Intellectuals begin to catch up with workers
Remuneration and perks have improved steadily during this decade compared to workers whose "iron rice bowl" of cradle-to-grave employment security and welfare is no longer guaranteed.
Recent figures from China's State Statistical Bureau (SSB) show that since 1990 urban incomes are increasingly linked to educational background and professional skills, reversing the Maoist system of favouring workers over intellectuals.
Since the Communists came to power in the 1940s those with higher education have traditionally received less pay from the state. Among the state-employed professions, teachers' pay even five years ago ranked third from the bottom. In rural areas teachers earned less than an illiterate worker. As recently as 1992, official figures showed that a teacher in Beijing drew only 250 yuan a month, less than a worker's average salary of 350 yuan.
In 1990 a university-educated employee would on average be earning 20 per cent more than a worker - if they were lucky. By 1996, according to the SSB, this had risen to 70 per cent more than workers. Those in the new elite are not the "model workers" but those with the title of senior engineer or its equivalent whose average monthly income is now more than double that of the average worker, says the official New China News Agency.

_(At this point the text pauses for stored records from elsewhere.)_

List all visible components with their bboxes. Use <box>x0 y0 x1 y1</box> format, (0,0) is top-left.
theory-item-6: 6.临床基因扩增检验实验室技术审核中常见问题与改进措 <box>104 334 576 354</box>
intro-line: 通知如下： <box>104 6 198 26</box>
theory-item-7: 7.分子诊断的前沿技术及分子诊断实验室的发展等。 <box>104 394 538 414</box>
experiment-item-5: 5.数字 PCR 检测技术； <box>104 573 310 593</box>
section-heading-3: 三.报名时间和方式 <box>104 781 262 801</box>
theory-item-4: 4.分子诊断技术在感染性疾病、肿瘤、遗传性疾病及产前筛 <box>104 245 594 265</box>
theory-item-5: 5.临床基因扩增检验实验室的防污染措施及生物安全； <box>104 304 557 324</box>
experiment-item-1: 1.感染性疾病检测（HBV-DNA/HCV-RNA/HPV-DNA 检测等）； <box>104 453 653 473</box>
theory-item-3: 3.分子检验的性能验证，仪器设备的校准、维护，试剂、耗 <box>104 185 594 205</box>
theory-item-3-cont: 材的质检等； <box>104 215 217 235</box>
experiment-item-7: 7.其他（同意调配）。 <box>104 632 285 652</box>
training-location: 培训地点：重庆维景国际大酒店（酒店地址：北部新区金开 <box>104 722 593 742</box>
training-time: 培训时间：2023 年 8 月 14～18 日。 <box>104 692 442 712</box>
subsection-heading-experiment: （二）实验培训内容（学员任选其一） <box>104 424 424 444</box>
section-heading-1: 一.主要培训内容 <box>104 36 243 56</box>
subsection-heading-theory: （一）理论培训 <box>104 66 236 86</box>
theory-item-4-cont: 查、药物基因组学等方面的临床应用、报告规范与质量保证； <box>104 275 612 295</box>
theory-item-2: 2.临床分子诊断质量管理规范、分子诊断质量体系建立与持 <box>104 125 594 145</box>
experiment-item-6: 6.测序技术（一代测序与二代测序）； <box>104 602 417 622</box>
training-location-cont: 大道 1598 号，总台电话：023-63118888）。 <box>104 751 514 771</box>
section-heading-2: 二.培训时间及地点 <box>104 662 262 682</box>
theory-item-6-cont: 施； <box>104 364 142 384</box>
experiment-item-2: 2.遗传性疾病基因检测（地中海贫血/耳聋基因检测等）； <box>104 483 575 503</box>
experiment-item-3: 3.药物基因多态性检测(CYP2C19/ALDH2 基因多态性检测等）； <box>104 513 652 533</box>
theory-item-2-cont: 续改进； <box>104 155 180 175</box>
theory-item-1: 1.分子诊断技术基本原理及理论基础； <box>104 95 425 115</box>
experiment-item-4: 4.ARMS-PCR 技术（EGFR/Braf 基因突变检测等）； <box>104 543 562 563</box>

Although teachers are still among the lowest paid of the educated, the gap between worker and teacher salaries has narrowed considerably and job-related perks may be overtaking those of workers. Improved housing and medical benefits are awarded on the basis of academic and professional qualifications as the government provides incentives for staff with higher education as part of drive towards a more meritocratic system.
Teachers say they feel more valued as the perception of the value of education has changed in the era of the one child family. Parents are determined to lavish the best education available on their offspring, pushing the respect for education and the educated to new heights.
A recent magazine survey of 400 middle and primary-school pupils in Hunan province found that 95 per cent of students were looking to the commercial, financial, cultural sectors for their futures. They included scientific research and health care as sought-after areas of work.
"Those asked said very candidly there is no future, no status and no money in livelihoods such as worker or peasants cultivating the land," said the official China Weekend magazine. "Several added anyone opting for those occupations must have mental problems."
Many parents who are workers or farmers say they will spend all the money they have to ensure their offspring get the best opportunities, the magazine said.